En effet, le relâchement de la pression sur les prix a été général au cours des trois derniers mois. Sur le marché des appartements, les prix signés sont restés stables. Alors que l’augmentation des prix des maisons n’est plus que de 1,5 %, contre + 2,7 % en mars 2018.
Néanmoins, si les prix proposés étaient quasiment stables sur le marché des appartements pour le cinquième mois consécutif, illustrant les évolutions qui s’observent dans la plupart des grandes villes et qui conduisent les offreurs faire preuve de modération lors de la présentation des biens sur le marché, la situation n’est pas aussi claire pour les maisons. Certes, l’évolution de ces prix a été moins rapide au cours des trois derniers mois qu’il y a un an : cependant, elle est encore de + 2,4 %, ne permettant pas d’écarter un renforcement de la hausse des prix signés dans les prochains mois, si le rebond d’activité du marché se confirmait.
Pour l’heure, il convient de remarquer que, si le ralentissement de la hausse des prix ne peut que renforcer le dynamisme de la demande, cette dernière a tout de même été affectée par quatre années d’une hausse qui, si elle ne ressemble guère à l’augmentation des années 1998-2007, a pesé sur sa solvabilité.
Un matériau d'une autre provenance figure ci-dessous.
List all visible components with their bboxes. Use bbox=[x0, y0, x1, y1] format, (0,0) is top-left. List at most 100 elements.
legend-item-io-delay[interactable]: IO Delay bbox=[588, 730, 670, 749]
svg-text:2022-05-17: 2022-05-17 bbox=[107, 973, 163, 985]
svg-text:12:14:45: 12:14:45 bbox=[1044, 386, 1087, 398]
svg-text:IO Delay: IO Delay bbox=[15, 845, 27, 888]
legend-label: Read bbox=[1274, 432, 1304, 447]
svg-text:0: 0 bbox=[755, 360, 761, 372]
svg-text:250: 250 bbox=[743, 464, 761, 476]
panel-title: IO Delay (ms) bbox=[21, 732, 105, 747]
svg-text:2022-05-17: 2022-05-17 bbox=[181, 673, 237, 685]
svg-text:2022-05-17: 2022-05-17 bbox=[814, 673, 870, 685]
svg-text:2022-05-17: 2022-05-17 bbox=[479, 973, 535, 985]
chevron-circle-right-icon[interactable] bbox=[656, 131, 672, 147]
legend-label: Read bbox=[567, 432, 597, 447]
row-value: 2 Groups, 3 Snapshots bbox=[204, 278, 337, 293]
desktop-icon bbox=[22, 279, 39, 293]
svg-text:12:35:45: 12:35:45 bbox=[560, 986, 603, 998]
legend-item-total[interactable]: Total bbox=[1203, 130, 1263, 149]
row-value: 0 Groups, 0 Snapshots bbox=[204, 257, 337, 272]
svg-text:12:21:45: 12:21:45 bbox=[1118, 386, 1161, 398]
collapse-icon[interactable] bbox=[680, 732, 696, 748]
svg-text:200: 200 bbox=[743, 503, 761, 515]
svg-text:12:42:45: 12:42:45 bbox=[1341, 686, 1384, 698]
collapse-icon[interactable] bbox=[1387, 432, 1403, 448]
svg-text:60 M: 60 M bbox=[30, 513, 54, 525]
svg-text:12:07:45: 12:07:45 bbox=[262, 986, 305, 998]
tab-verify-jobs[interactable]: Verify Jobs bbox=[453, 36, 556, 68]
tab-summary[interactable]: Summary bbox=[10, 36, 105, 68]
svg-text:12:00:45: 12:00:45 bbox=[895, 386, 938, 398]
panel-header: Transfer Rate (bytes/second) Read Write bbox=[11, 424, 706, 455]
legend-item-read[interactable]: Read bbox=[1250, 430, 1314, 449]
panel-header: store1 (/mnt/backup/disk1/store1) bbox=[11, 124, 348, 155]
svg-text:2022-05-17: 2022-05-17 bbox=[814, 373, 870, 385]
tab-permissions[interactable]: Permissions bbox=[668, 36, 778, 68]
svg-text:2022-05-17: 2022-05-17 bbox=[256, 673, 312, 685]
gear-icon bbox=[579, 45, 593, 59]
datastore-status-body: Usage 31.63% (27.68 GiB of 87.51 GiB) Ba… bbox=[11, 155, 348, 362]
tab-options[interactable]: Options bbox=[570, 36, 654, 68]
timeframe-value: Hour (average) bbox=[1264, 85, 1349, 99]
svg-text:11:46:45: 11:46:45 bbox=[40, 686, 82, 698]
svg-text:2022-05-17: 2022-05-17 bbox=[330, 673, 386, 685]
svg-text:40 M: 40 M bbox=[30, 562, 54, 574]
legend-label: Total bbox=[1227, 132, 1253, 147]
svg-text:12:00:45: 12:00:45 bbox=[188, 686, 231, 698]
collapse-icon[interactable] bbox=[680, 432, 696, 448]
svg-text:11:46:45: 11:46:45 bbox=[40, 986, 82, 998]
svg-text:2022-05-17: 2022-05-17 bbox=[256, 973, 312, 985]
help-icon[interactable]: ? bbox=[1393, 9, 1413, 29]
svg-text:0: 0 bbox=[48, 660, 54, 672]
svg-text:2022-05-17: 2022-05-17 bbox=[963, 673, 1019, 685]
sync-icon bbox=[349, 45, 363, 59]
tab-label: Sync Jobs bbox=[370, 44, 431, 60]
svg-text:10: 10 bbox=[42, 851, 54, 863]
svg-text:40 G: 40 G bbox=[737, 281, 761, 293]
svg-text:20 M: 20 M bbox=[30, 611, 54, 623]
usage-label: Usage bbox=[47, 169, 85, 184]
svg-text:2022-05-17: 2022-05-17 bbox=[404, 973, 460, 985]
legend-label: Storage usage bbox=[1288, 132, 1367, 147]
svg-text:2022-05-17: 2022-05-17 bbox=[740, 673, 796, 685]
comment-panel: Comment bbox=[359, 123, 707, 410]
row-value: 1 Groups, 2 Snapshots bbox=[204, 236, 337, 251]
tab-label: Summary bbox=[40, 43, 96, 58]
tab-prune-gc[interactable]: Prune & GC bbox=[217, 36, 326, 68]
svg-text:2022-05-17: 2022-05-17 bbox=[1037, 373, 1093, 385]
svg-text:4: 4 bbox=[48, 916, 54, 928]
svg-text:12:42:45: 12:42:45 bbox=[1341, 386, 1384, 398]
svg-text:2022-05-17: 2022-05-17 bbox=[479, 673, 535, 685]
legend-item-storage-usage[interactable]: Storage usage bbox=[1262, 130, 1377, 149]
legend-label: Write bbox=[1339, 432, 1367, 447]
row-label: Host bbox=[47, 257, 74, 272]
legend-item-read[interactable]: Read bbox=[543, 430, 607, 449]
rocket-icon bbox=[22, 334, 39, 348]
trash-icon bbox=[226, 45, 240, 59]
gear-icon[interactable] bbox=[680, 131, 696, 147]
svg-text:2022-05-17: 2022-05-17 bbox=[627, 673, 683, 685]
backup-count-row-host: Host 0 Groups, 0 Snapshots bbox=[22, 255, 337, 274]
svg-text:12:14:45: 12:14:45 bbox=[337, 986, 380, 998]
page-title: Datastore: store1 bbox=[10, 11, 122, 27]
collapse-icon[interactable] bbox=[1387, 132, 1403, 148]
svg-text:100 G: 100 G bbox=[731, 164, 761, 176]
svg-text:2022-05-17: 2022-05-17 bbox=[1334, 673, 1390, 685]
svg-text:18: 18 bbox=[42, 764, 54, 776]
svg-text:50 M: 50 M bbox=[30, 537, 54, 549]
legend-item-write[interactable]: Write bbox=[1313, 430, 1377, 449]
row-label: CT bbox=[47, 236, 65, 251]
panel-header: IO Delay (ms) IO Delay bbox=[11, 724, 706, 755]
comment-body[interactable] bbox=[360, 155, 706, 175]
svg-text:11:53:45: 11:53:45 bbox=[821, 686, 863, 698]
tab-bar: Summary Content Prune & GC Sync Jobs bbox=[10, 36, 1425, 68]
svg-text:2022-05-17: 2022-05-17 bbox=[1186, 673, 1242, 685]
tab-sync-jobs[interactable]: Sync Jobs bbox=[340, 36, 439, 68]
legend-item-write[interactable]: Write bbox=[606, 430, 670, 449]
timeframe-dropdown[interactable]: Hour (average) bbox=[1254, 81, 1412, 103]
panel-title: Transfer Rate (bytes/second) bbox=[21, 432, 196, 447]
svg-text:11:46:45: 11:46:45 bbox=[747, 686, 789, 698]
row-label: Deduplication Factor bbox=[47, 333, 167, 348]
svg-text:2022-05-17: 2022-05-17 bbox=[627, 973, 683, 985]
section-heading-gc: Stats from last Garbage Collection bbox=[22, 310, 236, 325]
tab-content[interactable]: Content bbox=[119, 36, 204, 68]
Depuis le début de 2015, les prix ont en effet crû de 12,8 % au total (+ 3,1 % par an, en moyenne) pour la France entière : de 12,3 % pour les appartements (+ 2,9 % par an) et de 13,5 % pour les maisons (+ 3,2 % par an).
Mais bien sûr, les évolutions ont été très différentes d’une ville à l’autre. À Bordeaux, les prix ont augmenté vite, de 40 % au total : le développement du marché qui a été rendu possible par l’arrivée de nouvelles clientèles s’est en outre accompagné d’une gentrification, le renouvellement des acheteurs et donc l’alimentation d’une dynamique des valeurs inconnue jusqu’alors sur le territoire. Dans d’autres villes pourtant elles aussi convoitées par la demande, la hausse des prix a été moindre, de l’ordre de 20 % sur quatre ans (5 % par an, en moyenne) : cela a été le cas à Lyon, Nantes, Paris, Rennes ou Strasbourg qui ont bénéficié d’une forte pression de la demande et pourtant d’une progression des valeurs « modérée », en raison bien souvent du niveau auquel les prix étaient déjà parvenus (un niveau élevé des prix, compte tenu des revenus des clientèles présentes sur ces marchés). Ailleurs, les prix n’ont très souvent progressé que plus lentement, de l’ordre de 5 % au total (1 % par an) dans la plupart des cas : sauf lorsque le marché a bénéficié d’un « coup de pouce » tel un effet LGV (Brest) ou du renforcement d’un programme industriel (Toulouse), d’une « extension » géographique de la « capitale » voisine (Villeurbanne)… la hausse des prix s’établissant alors à 10 % au total (2,5 % par an).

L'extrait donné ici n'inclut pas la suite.